If replication fails due to misuse of the replica (e.g. dropping or changing a table that the master subsequently modifies) it is still a replica as far as RDS is concerned, just a broken one, and can be restored to normal operation including RDS replication... but this is a delicate operation requiring a low-level understanding of MySQL native replication. The gist of such a fix is that the relevant data in the replica's data set must be modified such that it is identical to the data as it existed on the master immediately after the failing replication event executed. Once a replica's data is in this state, replication can be kick-started and will pick up where it left off, eventually catching back up to real-time again.

A note of caution with writable replicas is that if replication fails due to such a condition, you do need to either repair it or destroy it or promote the replica to become its own independent master, which permanently decouples it from its original master -- an operation which cannot be undone. The reason a broken replica must be dealt with reasonably promptly is that RDS has protections that prevent the master from purging its binlogs until no managed replica has further need of them, which could cause them to back up on the master, consuming storage space there, or to pile up saved but unexecuted on the broken replica, consuming space there. The latter condition is more likely, but the former is not impossible to encounter.

As a last resort, and thoroughly unsanctioned, it is possible to configure an RDS instance that is not an RDS replica (e.g. after it has been promoted to master) to connect to another RDS instance and replicate from it, using the same steps that are designed for migrating from on-premise servers onto RDS, with mysql.rds_set_external_master. This gives you RDS-to-RDS replication that RDS doesn't actually realize is happening.

1
votes

We have a number of heavy users of our main analytics database, who want to not only read data, but also create large tables of derived data. This is starting to become prohibitive in terms of cost and the database slows down unacceptably when there are too many people writing to large tables at the same time.

To solve this problem, you will need to create a read replica of your master DB (maybe create one for analytics so they can do all the intensive work on it). Let the analytics team do what they need to do on that read replica and they can put the results in another database created specifically for the results, alternatively written to the master db in off-peak hours (should be separate imo)

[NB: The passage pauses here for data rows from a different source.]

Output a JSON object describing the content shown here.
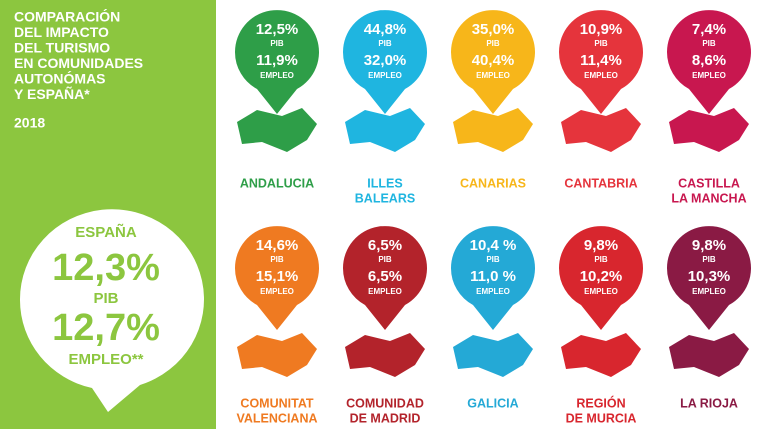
{
  "header": {
    "title_lines": [
      "COMPARACIÓN",
      "DEL IMPACTO",
      "DEL TURISMO",
      "EN COMUNIDADES",
      "AUTONÓMAS",
      "Y ESPAÑA*"
    ],
    "year": "2018"
  },
  "spain": {
    "name": "ESPAÑA",
    "pib": "12,3%",
    "pib_label": "PIB",
    "empleo": "12,7%",
    "empleo_label": "EMPLEO**"
  },
  "labels": {
    "pib": "PIB",
    "empleo": "EMPLEO"
  },
  "regions": [
    {
      "name": [
        "ANDALUCIA"
      ],
      "pib": "12,5%",
      "empleo": "11,9%",
      "color": "#2e9e48"
    },
    {
      "name": [
        "ILLES",
        "BALEARS"
      ],
      "pib": "44,8%",
      "empleo": "32,0%",
      "color": "#1fb5e0"
    },
    {
      "name": [
        "CANARIAS"
      ],
      "pib": "35,0%",
      "empleo": "40,4%",
      "color": "#f7b61a"
    },
    {
      "name": [
        "CANTABRIA"
      ],
      "pib": "10,9%",
      "empleo": "11,4%",
      "color": "#e5343c"
    },
    {
      "name": [
        "CASTILLA",
        "LA MANCHA"
      ],
      "pib": "7,4%",
      "empleo": "8,6%",
      "color": "#c8174f"
    },
    {
      "name": [
        "COMUNITAT",
        "VALENCIANA"
      ],
      "pib": "14,6%",
      "empleo": "15,1%",
      "color": "#ef7a21"
    },
    {
      "name": [
        "COMUNIDAD",
        "DE MADRID"
      ],
      "pib": "6,5%",
      "empleo": "6,5%",
      "color": "#b3232b"
    },
    {
      "name": [
        "GALICIA"
      ],
      "pib": "10,4 %",
      "empleo": "11,0 %",
      "color": "#24a9d6"
    },
    {
      "name": [
        "REGIÓN",
        "DE MURCIA"
      ],
      "pib": "9,8%",
      "empleo": "10,2%",
      "color": "#d8262e"
    },
    {
      "name": [
        "LA RIOJA"
      ],
      "pib": "9,8%",
      "empleo": "10,3%",
      "color": "#8a1a44"
    }
  ]
}
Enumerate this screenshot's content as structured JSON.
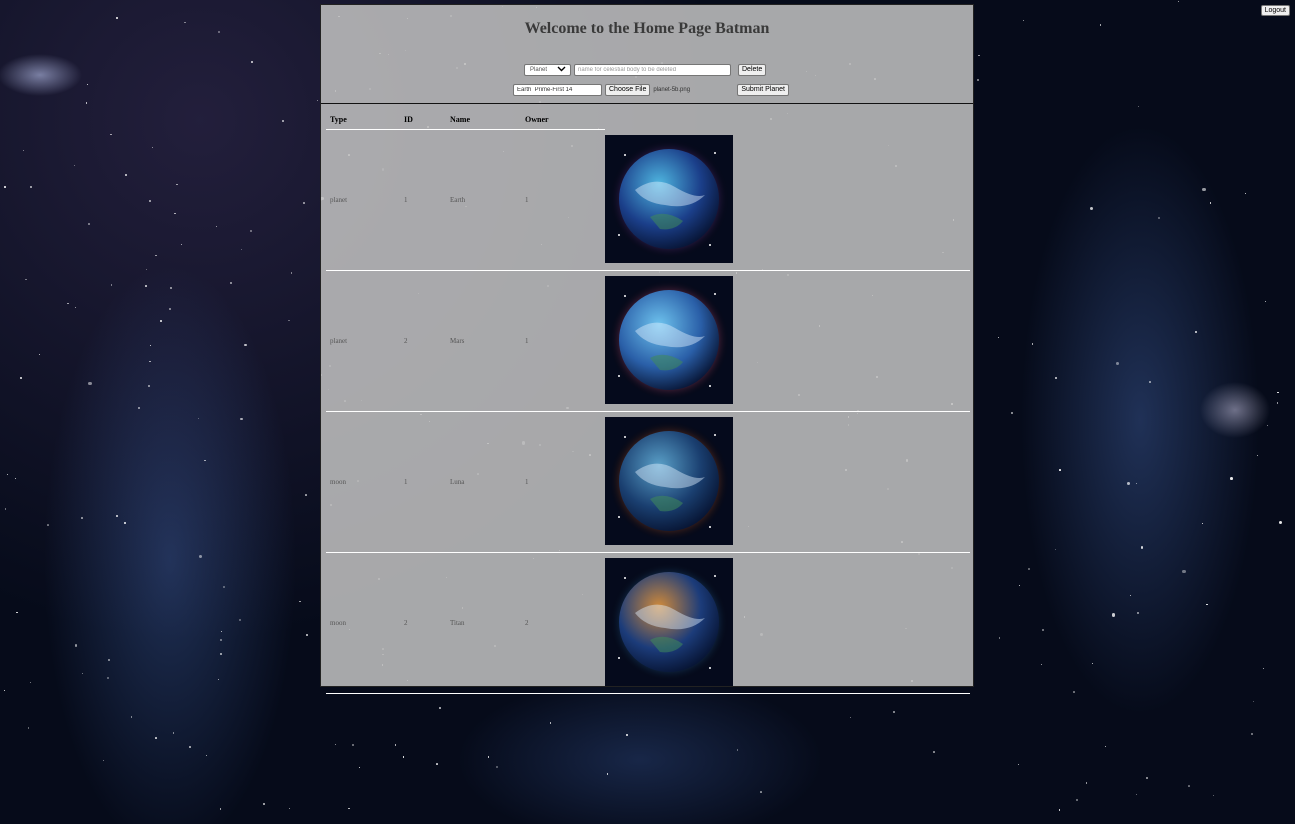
{
  "header": {
    "logout_label": "Logout",
    "title": "Welcome to the Home Page Batman"
  },
  "delete_form": {
    "type_select_value": "Planet",
    "name_placeholder": "name for celestial body to be deleted",
    "delete_label": "Delete"
  },
  "submit_form": {
    "name_value": "Earth  Prime-First 14",
    "choose_file_label": "Choose File",
    "file_name": "planet-5b.png",
    "submit_label": "Submit Planet"
  },
  "table": {
    "columns": [
      "Type",
      "ID",
      "Name",
      "Owner"
    ],
    "rows": [
      {
        "type": "planet",
        "id": "1",
        "name": "Earth",
        "owner": "1",
        "image_theme": [
          "#4fb6e0",
          "#1b3f8a",
          "#7a3fa8"
        ]
      },
      {
        "type": "planet",
        "id": "2",
        "name": "Mars",
        "owner": "1",
        "image_theme": [
          "#6ec3ee",
          "#2a5fa8",
          "#e05a8a"
        ]
      },
      {
        "type": "moon",
        "id": "1",
        "name": "Luna",
        "owner": "1",
        "image_theme": [
          "#5aa0c8",
          "#1a3f70",
          "#d0602a"
        ]
      },
      {
        "type": "moon",
        "id": "2",
        "name": "Titan",
        "owner": "2",
        "image_theme": [
          "#d08a3a",
          "#1c3c7a",
          "#2a6fb0"
        ]
      }
    ]
  }
}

My intended solution is to create a number of read/write replicas, such that our core data is replicated out from a master to a number of replicas with writing enabled, and the users can each work on one of the replicas.

In all honesty, I don't think this is the best solution to your problem. Keep the master DB for writes only, keep the read replicas so they help with the load on the master DB, and have the analytics team use their own read replica and output the results into another DB. Setting up to many read/write replicas that are multi az will have a significant impact on the latency of write operations on the database.

However, my fear is that this doesn't seem to be the intended use case for enabling write on replicas. My concern is that a user will build up a lot of valuable data on their replica. What can I do if the replica crashes?

Enable multi-az will make sure aws manages a standby of your DB thats ready to be rolled over to in case of an error, however, keep in mind latency will go up significantly if you're doing latency sensitive work you might have to reconsider your architecture.

But if your replica has data you care about on it, separate from the master, things are more difficult. You can't just spin up a restore of the replica and re-attach it the master because you can't attach existing replicas, you can only spin up new ones.

Why would the read replica be out of sync with the master? I mean, yes issues do happen but if they do you have a completely different issue to worry about... just remember you cannot attach a read replica that has been promoted to a master database back to the existing master. You will have to recreate the read replica again.